BA  : Dans le champ des arts visuels  ?

LG  : Dans le champ des arts visuels et dans le champ de la création en général. Des réponses émergeaient déjà en architecture et en design, notamment les principes de l’éco-conception. Mais c’était le tout début  : les institutions culturelles françaises ne s’étaient pas emparées de ces enjeux et la culture n’était pas invitée dans les débats. D’autres pays en revanche avaient un peu d’avance  : en Angleterre par exemple, des programmes structurant ont émergé dès le début des années 2000, comme le Centre Arts and Ecology de la Royal Society for the encouragement of Arts qui a été l’une des organisations les plus innovantes et créatives sur la thématique de 2005 à 2010  ; Greening the Art déployé par le British Council au sein de ses institutions dans les années 2000, ou encore le programme d’expédition artistique en arctique Cap Farewell créé en 2001.

BA  : Avez-vous effectué une veille pour voir ce qui existait  ?

LG  : Oui, d’abord de manière informelle, puis de manière structurée en 2010, en menant une enquête internationale auprès des acteurs culturels, avec le Ministère de l’Écologie sous l’impulsion de Patrick Degeorges qui était alors en charge des questions émergentes et stratégiques au ministère. Cet état des lieux a donné naissance au centre de ressources sur l’art et l’écologie en ligne Ressource0.com.
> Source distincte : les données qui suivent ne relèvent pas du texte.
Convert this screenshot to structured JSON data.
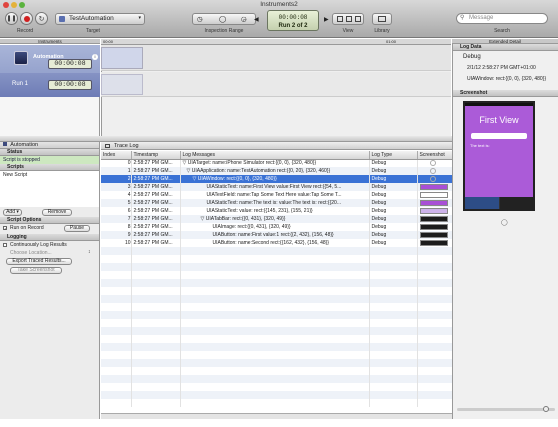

Lorsque nous avons commencé à travailler sur ce champ d’étude, le premier constat était celui d’une sous-représentativité de la scène émergente  : peu d’artistes étaient identifiés et peu d’acteurs mobilisés. Aux États-Unis, le Greenmuseum [Greenmuseum.org] était sans doute la première base de données en ligne qui référençait des artistes engagés pour l’écologie, souvent issus du Land art et des collaborations art & science.

BA  : Ces constats vous ont-ils conduit à créer le Prix COAL  ?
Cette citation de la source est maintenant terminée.